Eu trabalhava vendendo pasta. Quando eu vendia, o quilo custava R$ 7.000,00 (sete mil
reais). A gente tinha que devolver esse valor inteiro. O que a gente ganhava era muito
pouco. E, se não pagar, a gente é cobrada, ameaçada… Aí tem que pagar. Só ficava pra
comer mesmo e mal pra vestir. É só.
Rompendo Grades
Fotos ilustrativas: Floriano Lins
Ecos de Esperança
As inquietações de Kinho com os soluços reprimidos da Mãe nos adverte que é
hora de poupar a ambos; dar uma pausa… Deixar que as circunstâncias proporcionem
momentos menos dolorosos… A ‘invasão’ ao arquivo privativo de Esperança é
consequência da conquista de confiança e do pleno entendimento sobre as intenções que
me levaram ao seu encontro. Deste amanho solidário, brotaram laços, trocas,
compromissos, sonhos e propósitos sinceros… São ecos de Esperança:
Nunca mais quero envolvimento com droga. Digo pra mim, pra jovens e mulheres que
pensam isso como futuro. Dinheiro de droga é amaldiçoado: vem fácil e vai fácil. Quando
a gente vai pra cadeia tudo acaba. E, às vezes, quando a gente cai na real, já é muito
tarde. É uma vida que se foi; uma família que se destrói. Eu não aconselho ninguém se
envolver com drogas, aliás, em nenhum mundo ilícito. Eu, particularmente digo: meu
mundo acabou. Se eu voltasse no tempo e com todas essas experiências, jamais teria
entrado nesse caminho… Nunca. Nunca. Eu já andei muito atrás de trabalho, até agora,
nada. Mas não perco a esperança; eu não desisto de procurar que alguém me dê essa
oportunidade. Dizem que as pessoas não mudam, que não tem mais chances… Mudam
sim; as pessoas mudam. Basta uma chance… Serem ajudadas… Só precisamos de uma
oportunidade. Quero poder estudar, fazer meu curso. Trabalhar dignamente… Acredito
que ainda tenha pessoas dispostas a acreditar em nós e estender a mão.
Ultrapassava o meio-dia… O que vi naquele barraco: condições subumanas de
sobrevivência e um Kinho, raquítico, oferendo consolo à Mãe; e ouvi: relatos pontuados
de violências… Reclamar por algo pessoal é injusto e mesquinho. Que as ‘reclamações’
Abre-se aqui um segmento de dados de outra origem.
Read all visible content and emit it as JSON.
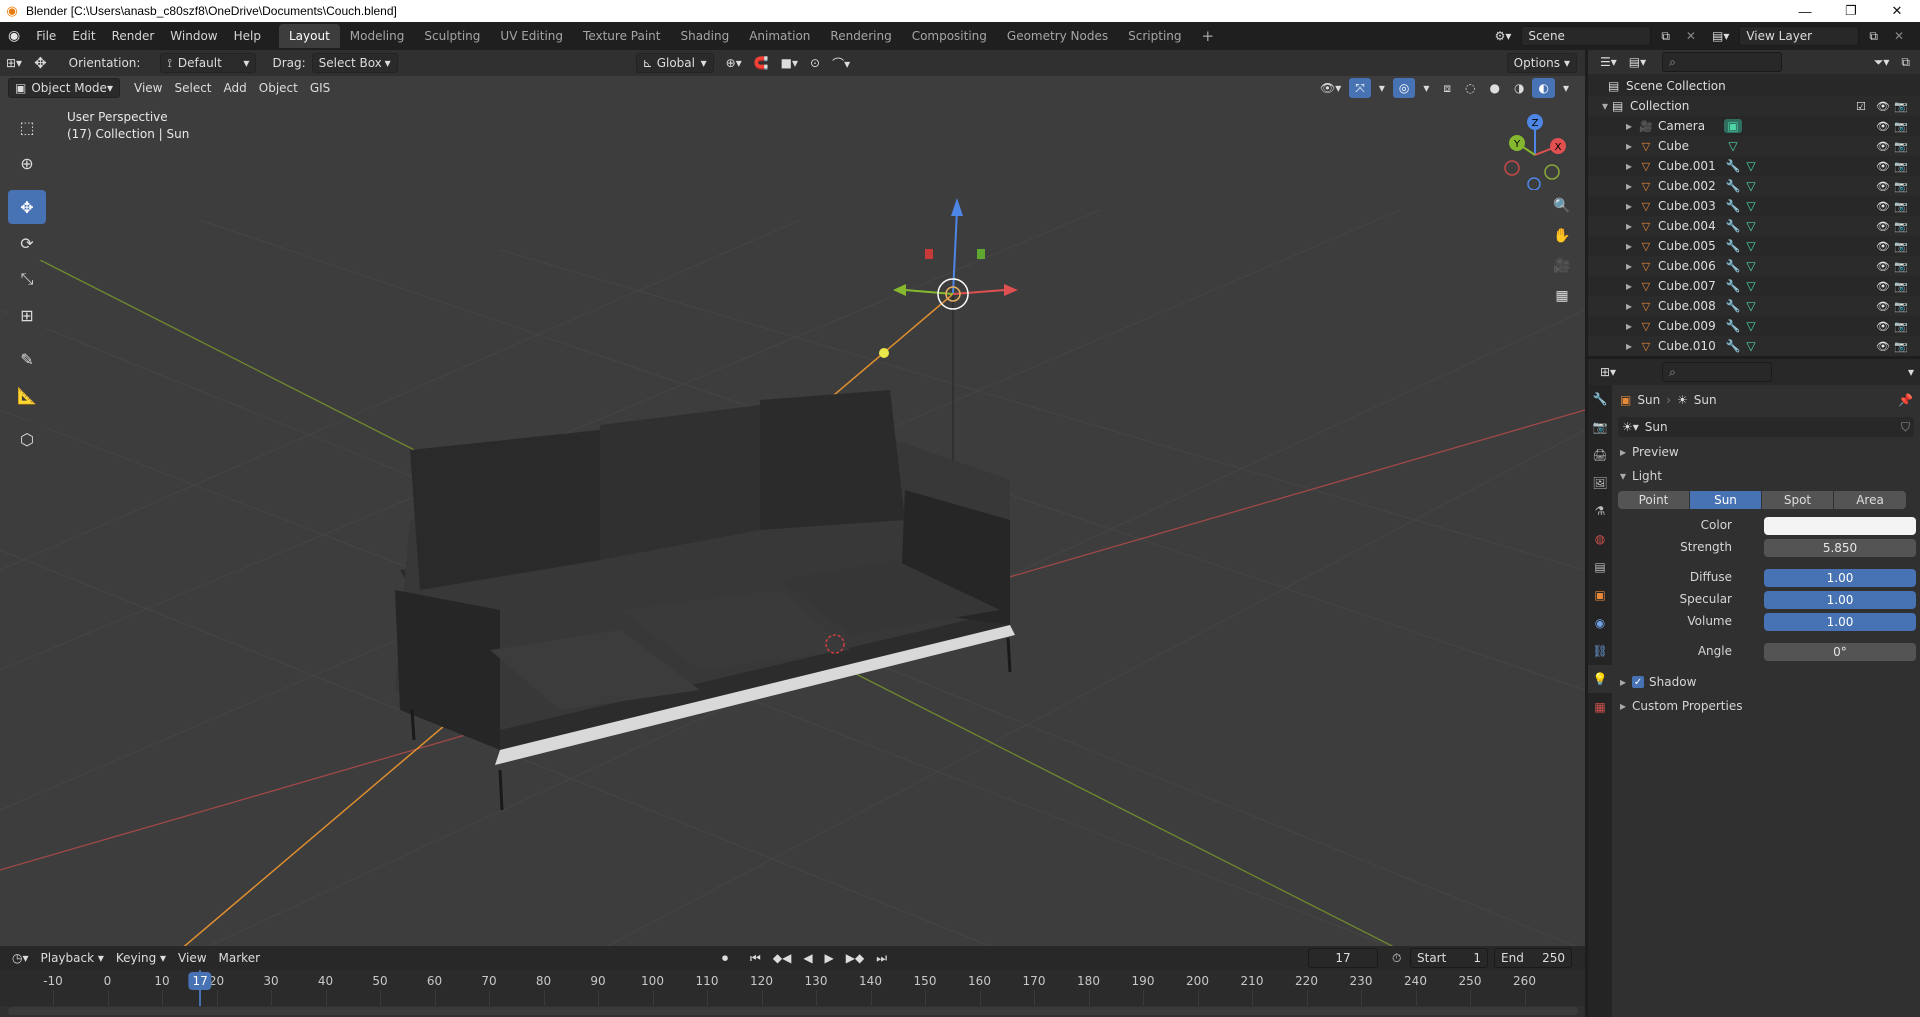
{
  "window": {
    "title": "Blender [C:\\Users\\anasb_c80szf8\\OneDrive\\Documents\\Couch.blend]",
    "controls": [
      "—",
      "❐",
      "✕"
    ]
  },
  "menu": [
    "File",
    "Edit",
    "Render",
    "Window",
    "Help"
  ],
  "workspaces": [
    "Layout",
    "Modeling",
    "Sculpting",
    "UV Editing",
    "Texture Paint",
    "Shading",
    "Animation",
    "Rendering",
    "Compositing",
    "Geometry Nodes",
    "Scripting"
  ],
  "active_workspace": "Layout",
  "scene": {
    "name": "Scene",
    "view_layer": "View Layer"
  },
  "tool_header": {
    "orientation_label": "Orientation:",
    "orientation_value": "Default",
    "drag_label": "Drag:",
    "drag_value": "Select Box",
    "transform_orientation": "Global",
    "options": "Options"
  },
  "viewport_header": {
    "mode": "Object Mode",
    "menus": [
      "View",
      "Select",
      "Add",
      "Object",
      "GIS"
    ]
  },
  "viewport": {
    "perspective": "User Perspective",
    "collection_info": "(17) Collection | Sun",
    "gizmo_axes": {
      "z": "Z",
      "y": "Y",
      "x": "X"
    }
  },
  "timeline": {
    "menus": [
      "Playback",
      "Keying",
      "View",
      "Marker"
    ],
    "current_frame": "17",
    "start_label": "Start",
    "start": "1",
    "end_label": "End",
    "end": "250",
    "ruler": [
      "-10",
      "0",
      "10",
      "20",
      "30",
      "40",
      "50",
      "60",
      "70",
      "80",
      "90",
      "100",
      "110",
      "120",
      "130",
      "140",
      "150",
      "160",
      "170",
      "180",
      "190",
      "200",
      "210",
      "220",
      "230",
      "240",
      "250",
      "260"
    ],
    "playhead": "17"
  },
  "outliner": {
    "scene_collection": "Scene Collection",
    "collection": "Collection",
    "items": [
      {
        "name": "Camera",
        "type": "camera"
      },
      {
        "name": "Cube",
        "type": "mesh"
      },
      {
        "name": "Cube.001",
        "type": "mesh_mod"
      },
      {
        "name": "Cube.002",
        "type": "mesh_mod"
      },
      {
        "name": "Cube.003",
        "type": "mesh_mod"
      },
      {
        "name": "Cube.004",
        "type": "mesh_mod"
      },
      {
        "name": "Cube.005",
        "type": "mesh_mod"
      },
      {
        "name": "Cube.006",
        "type": "mesh_mod"
      },
      {
        "name": "Cube.007",
        "type": "mesh_mod"
      },
      {
        "name": "Cube.008",
        "type": "mesh_mod"
      },
      {
        "name": "Cube.009",
        "type": "mesh_mod"
      },
      {
        "name": "Cube.010",
        "type": "mesh_mod"
      }
    ]
  },
  "properties": {
    "breadcrumb_object": "Sun",
    "breadcrumb_data": "Sun",
    "datablock_name": "Sun",
    "panels": {
      "preview": "Preview",
      "light": "Light",
      "shadow": "Shadow",
      "custom_properties": "Custom Properties"
    },
    "light_types": [
      "Point",
      "Sun",
      "Spot",
      "Area"
    ],
    "active_light_type": "Sun",
    "fields": {
      "color_label": "Color",
      "strength_label": "Strength",
      "strength": "5.850",
      "diffuse_label": "Diffuse",
      "diffuse": "1.00",
      "specular_label": "Specular",
      "specular": "1.00",
      "volume_label": "Volume",
      "volume": "1.00",
      "angle_label": "Angle",
      "angle": "0°"
    },
    "shadow_enabled": true
  },
  "colors": {
    "accent": "#4772b3",
    "viewport_bg": "#3d3d3d",
    "object_orange": "#e8893a",
    "mesh_green": "#4fd6a8"
  }
}
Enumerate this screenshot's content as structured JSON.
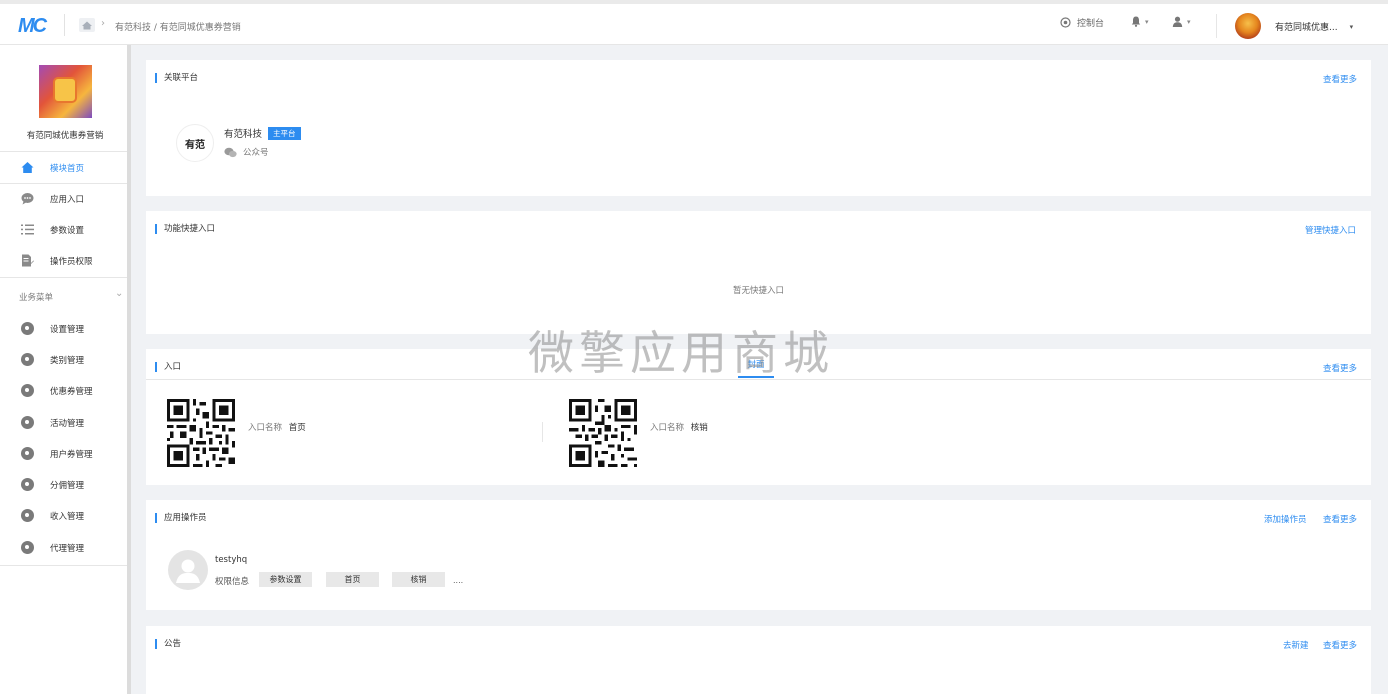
{
  "topbar": {
    "logo_text": "MC",
    "home_icon": "home-icon",
    "breadcrumb": "有范科技 / 有范同城优惠券营销",
    "console_label": "控制台",
    "console_icon": "target-icon",
    "bell_icon": "bell-icon",
    "user_icon": "user-icon",
    "account_name": "有范同城优惠...",
    "account_caret": "▾"
  },
  "sidebar": {
    "app_title": "有范同城优惠券营销",
    "items": [
      {
        "label": "模块首页",
        "icon": "home-icon",
        "active": true
      },
      {
        "label": "应用入口",
        "icon": "chat-icon"
      },
      {
        "label": "参数设置",
        "icon": "list-icon"
      },
      {
        "label": "操作员权限",
        "icon": "edit-doc-icon"
      }
    ],
    "section_label": "业务菜单",
    "business_items": [
      {
        "label": "设置管理",
        "icon": "gear-icon"
      },
      {
        "label": "类别管理",
        "icon": "gear-icon"
      },
      {
        "label": "优惠券管理",
        "icon": "gear-icon"
      },
      {
        "label": "活动管理",
        "icon": "gear-icon"
      },
      {
        "label": "用户券管理",
        "icon": "gear-icon"
      },
      {
        "label": "分佣管理",
        "icon": "gear-icon"
      },
      {
        "label": "收入管理",
        "icon": "gear-icon"
      },
      {
        "label": "代理管理",
        "icon": "gear-icon"
      }
    ]
  },
  "panels": {
    "platform": {
      "title": "关联平台",
      "link": "查看更多",
      "name": "有范科技",
      "badge": "主平台",
      "type": "公众号",
      "logo_text": "有范"
    },
    "shortcuts": {
      "title": "功能快捷入口",
      "link": "管理快捷入口",
      "empty": "暂无快捷入口"
    },
    "entry": {
      "title": "入口",
      "tab": "封面",
      "link": "查看更多",
      "items": [
        {
          "name_label": "入口名称",
          "name": "首页"
        },
        {
          "name_label": "入口名称",
          "name": "核销"
        }
      ]
    },
    "operators": {
      "title": "应用操作员",
      "add_link": "添加操作员",
      "link": "查看更多",
      "user": "testyhq",
      "perm_label": "权限信息",
      "perms": [
        "参数设置",
        "首页",
        "核销"
      ],
      "more": "...."
    },
    "notice": {
      "title": "公告",
      "new_link": "去新建",
      "link": "查看更多"
    }
  },
  "watermark": "微擎应用商城",
  "colors": {
    "accent": "#2d8cf0",
    "background": "#f0f2f5"
  }
}
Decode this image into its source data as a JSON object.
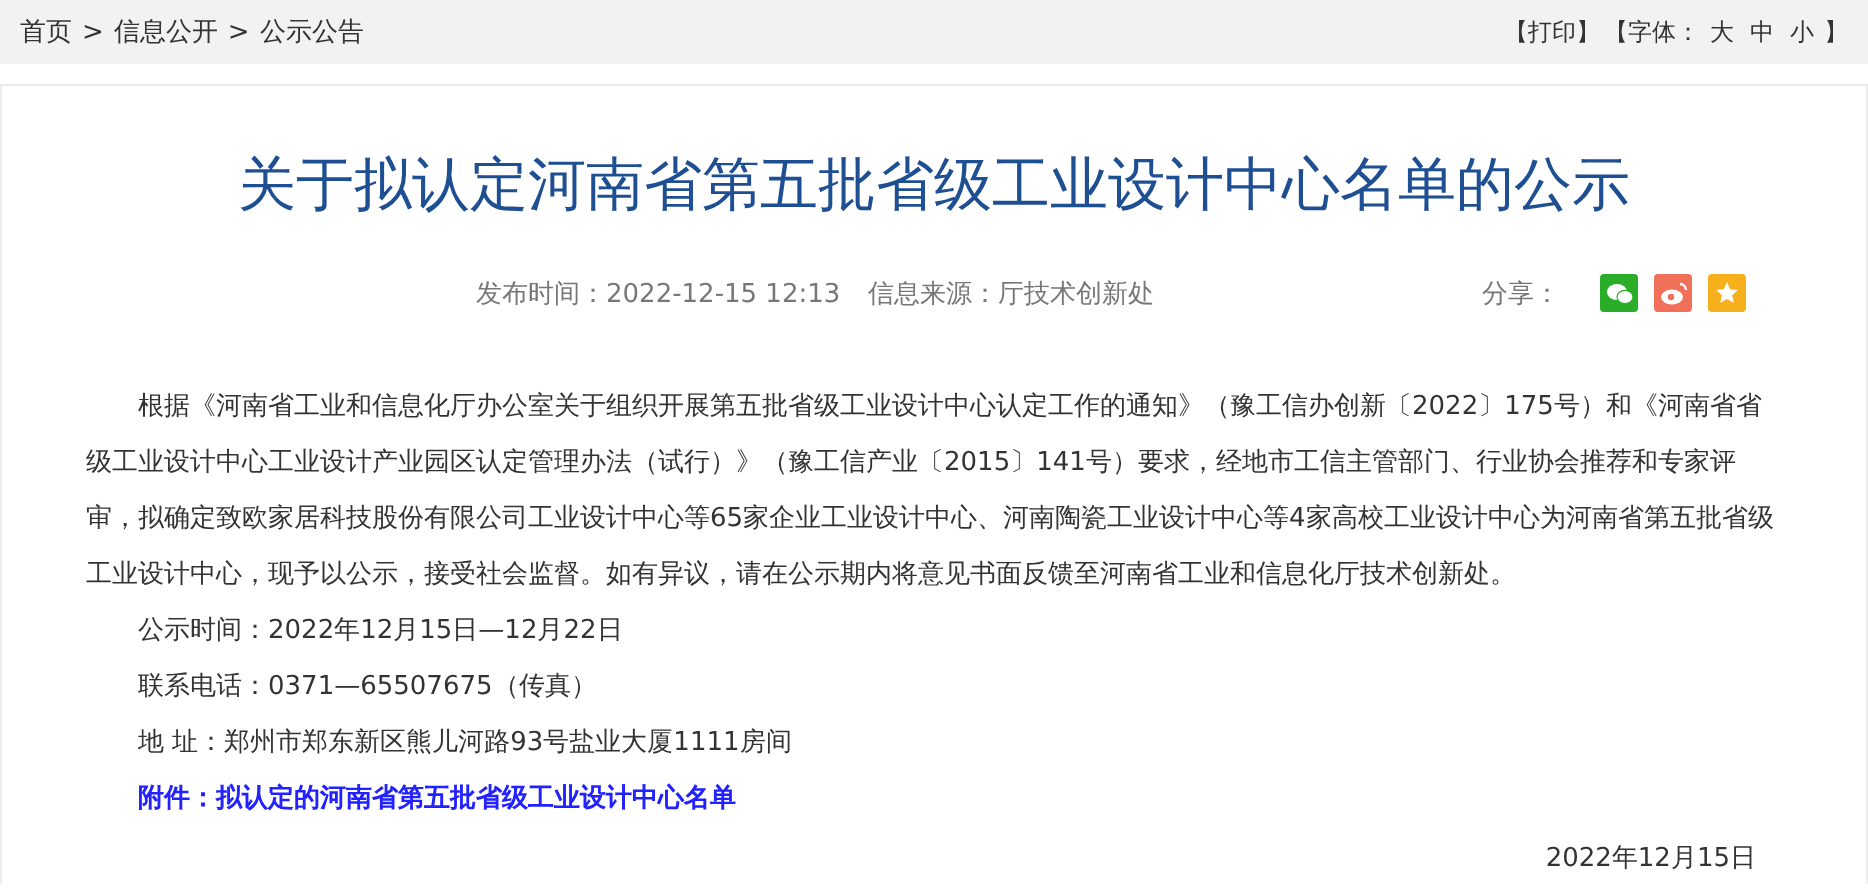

se façam em coro, no mínimo, com força sensibilizadora e, mais ainda, com poder de
intervir sobre as estruturas do Estado Democrático de Direito produtoras de desigualdades
e exclusões.
Notas:
Kinho – Nome fictício para o filho mais novo de Esperança
CAPS – Centro de Atenção Psicossocial
CETAM – Centro de Educação Tecnológica do Amazonas
IFAM – Instituto Federal do Amazonas
SEMED – Secretaria Municipal de Educação e Desporto
Sêo Bosco – Diretor da Unidade Prisional de Parintins/AM
Dr. Fábio Olinto – Juiz de Direito da Comarca de Parintins/AM
Chiqueiro Prisional – Expressão proferida pelo Promotor de Justiça, Dr. André Seffair,
referindo-se às condições subumanas do Presídio de Parintins/AM.
Legalismo Democracida – Pejorativo ao modelo produtor de desigualdades, exclusões,
barbáries…
Puxando cana – Relativo a grades. O termo vem do latino /crates/.Portanto, “grade feita
de canas entrelaçadas”. Origem da gíria ‘estar em cana’; ‘puxar cana’.